職員の死体には鋭利な刃物で斬られていて。奴は戦利品に実験に使われていた何か、も奪ったらしい。
あ?何かはなんだって?そんなの俺が知るかよ。宝かもしれないし、パンドラの箱かもしれん。
・・・パンドラの箱がなんだって?自分で調べろよ。
ん?・・・まあ、幽霊を捕まえたらその宝も手に入るだろうな。
おい、まさか変なこと考えてないだろうな。やめろよ!今もただでさえ危ない橋渡ってんだ。幽霊なんてものに関わったら、てめえの命なんて塵同然だ!
なんでそんなに慌てるんだって?し、知らねえよ!!
しつこいぞ。・・・ア゛ア゛ア゛ッ!!知りたいなら言ってやるよ!俺はその施設の生き残りなんだ!

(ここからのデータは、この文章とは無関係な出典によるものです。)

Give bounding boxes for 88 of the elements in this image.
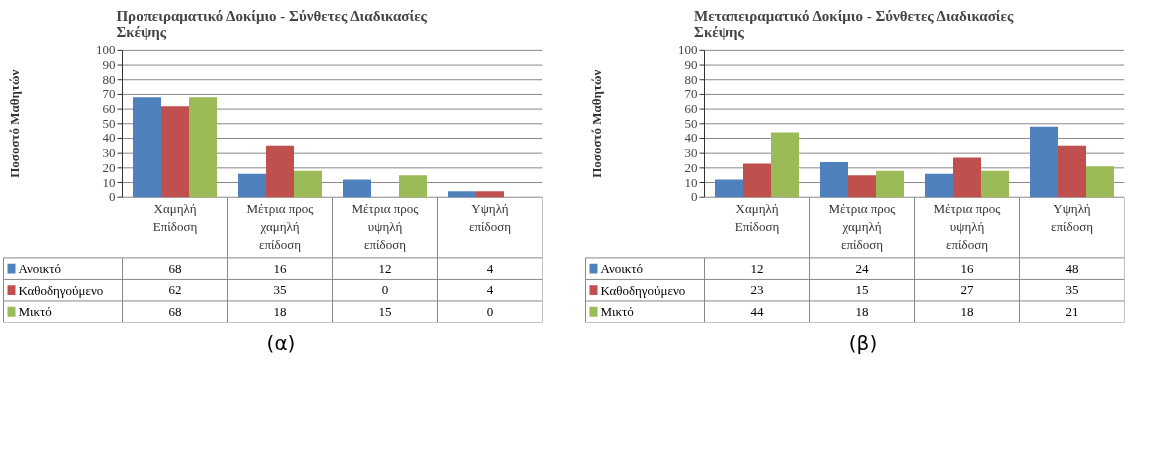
y-tick-label: 50 (102, 115, 116, 131)
y-tick-label: 80 (684, 71, 698, 87)
y-tick-label: 80 (102, 71, 116, 87)
data-label: 0 (381, 282, 389, 298)
bar (1058, 145, 1086, 198)
data-label: 44 (750, 303, 764, 319)
y-tick-label: 40 (102, 130, 116, 146)
y-tick-label: 70 (684, 86, 698, 102)
legend-label: Ανοικτό (18, 261, 62, 277)
y-tick-label: 60 (102, 101, 116, 117)
text: (α) (266, 330, 296, 357)
y-tick-label: 20 (102, 159, 116, 175)
bar (820, 161, 848, 198)
bar (294, 170, 322, 198)
data-label: 16 (273, 260, 287, 276)
x-tick-label: Υψηλή επίδοση (469, 201, 512, 235)
data-label: 35 (1065, 282, 1079, 298)
data-label: 15 (378, 303, 392, 319)
bar (715, 179, 743, 198)
x-tick-label: Μέτρια προς χαμηλή επίδοση (828, 201, 897, 253)
data-label: 62 (168, 282, 182, 298)
bar (133, 97, 161, 198)
y-tick-label: 90 (102, 57, 116, 73)
y-tick-label: 20 (684, 159, 698, 175)
y-tick-label: 50 (684, 115, 698, 131)
legend-label: Ανοικτό (600, 261, 644, 277)
data-label: 24 (855, 260, 869, 276)
data-label: 16 (960, 260, 974, 276)
y-tick-label: 70 (102, 86, 116, 102)
x-tick-label: Μέτρια προς υψηλή επίδοση (351, 201, 420, 253)
data-label: 12 (750, 260, 764, 276)
x-tick-label: Μέτρια προς υψηλή επίδοση (933, 201, 1002, 253)
chart-title: Μεταπειραματικό Δοκίμιο - Σύνθετες Διαδικασίες Σκέψης (694, 7, 1014, 40)
legend-label: Μικτό (18, 304, 52, 320)
data-label: 35 (273, 282, 287, 298)
data-label: 21 (1065, 303, 1079, 319)
y-tick-label: 10 (102, 174, 116, 190)
bar (1030, 126, 1058, 198)
bar (925, 173, 953, 198)
data-label: 18 (855, 303, 869, 319)
bar (743, 163, 771, 198)
data-label: 0 (486, 303, 494, 319)
chart-title: Προπειραματικό Δοκίμιο - Σύνθετες Διαδικασίες Σκέψης (116, 7, 428, 40)
bar (399, 175, 427, 198)
data-label: 15 (855, 282, 869, 298)
y-tick-label: 60 (684, 101, 698, 117)
x-tick-label: Υψηλή επίδοση (1051, 201, 1094, 235)
y-tick-label: 0 (109, 189, 116, 205)
y-tick-label: 100 (678, 42, 698, 58)
data-label: 12 (378, 260, 392, 276)
bar (476, 191, 504, 198)
bar (953, 157, 981, 198)
legend-label: Καθοδηγούμενο (18, 282, 104, 298)
data-label: 18 (273, 303, 287, 319)
bar (189, 97, 217, 198)
bar (876, 170, 904, 198)
y-tick-label: 10 (684, 174, 698, 190)
legend-label: Μικτό (600, 304, 634, 320)
y-axis-title: Ποσοστό Μαθητών (7, 69, 22, 178)
legend-label: Καθοδηγούμενο (600, 282, 686, 298)
bar (771, 132, 799, 198)
y-tick-label: 90 (684, 57, 698, 73)
y-axis-title: Ποσοστό Μαθητών (589, 69, 604, 178)
data-label: 18 (960, 303, 974, 319)
y-tick-label: 30 (684, 145, 698, 161)
bar (848, 175, 876, 198)
bar (343, 179, 371, 198)
data-label: 68 (168, 260, 182, 276)
data-label: 48 (1065, 260, 1079, 276)
bar (161, 106, 189, 198)
data-label: 27 (960, 282, 974, 298)
bar (266, 145, 294, 198)
y-tick-label: 0 (691, 189, 698, 205)
y-tick-label: 30 (102, 145, 116, 161)
bar (238, 173, 266, 198)
bar (981, 170, 1009, 198)
data-label: 4 (486, 282, 494, 298)
x-tick-label: Χαμηλή Επίδοση (152, 201, 198, 235)
bar (448, 191, 476, 198)
data-label: 68 (168, 303, 182, 319)
y-tick-label: 40 (684, 130, 698, 146)
x-tick-label: Μέτρια προς χαμηλή επίδοση (246, 201, 315, 253)
data-label: 23 (750, 282, 764, 298)
bar (1086, 166, 1114, 198)
text: (β) (848, 330, 878, 357)
data-label: 4 (486, 260, 494, 276)
x-tick-label: Χαμηλή Επίδοση (734, 201, 780, 235)
y-tick-label: 100 (96, 42, 116, 58)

あの日、上からの命令で視察に向かったんだ。視察中に警報が鳴り響き、避難指示も出されたから非常口に向かった。その道中で見ちまった。幽霊が警備員を殺す瞬間を
奴は完全武装の警備共を斬っただけじゃない。人の頭を壁に叩きつけたんだ。
何度も何度も何度も、壁に!クレータが!!出来るまで!!!
奴の体が返り血で真っ赤になった時、目が光った。俺はその時、運悪く気絶しちまった。
気がついた時には幽霊はいなかった。たぶん俺が死んでいると思ったんだろう・・・でもな、辺り一面真っ赤な血が飛び散って、俺の右手には、右手にはなぁ!!真っ二つにされていた人間の腸を掴んじまってたんだよぉ!!
・・・その後どうやって施設から出たのか、自分でも分からない。
けどな、幽霊にだけは絶対に関わっちゃいけないんだ!
関われば最期、ッ
なんだよこれ、ああ・・・ワ゛ァア゛ア゛ア゛ア゛!死にたくない!死゛ニダクナァ
通報があったのはここのはず・・・。
だけど、あまりにも静かすぎる。罠があるかもしれません。2人とも警戒を。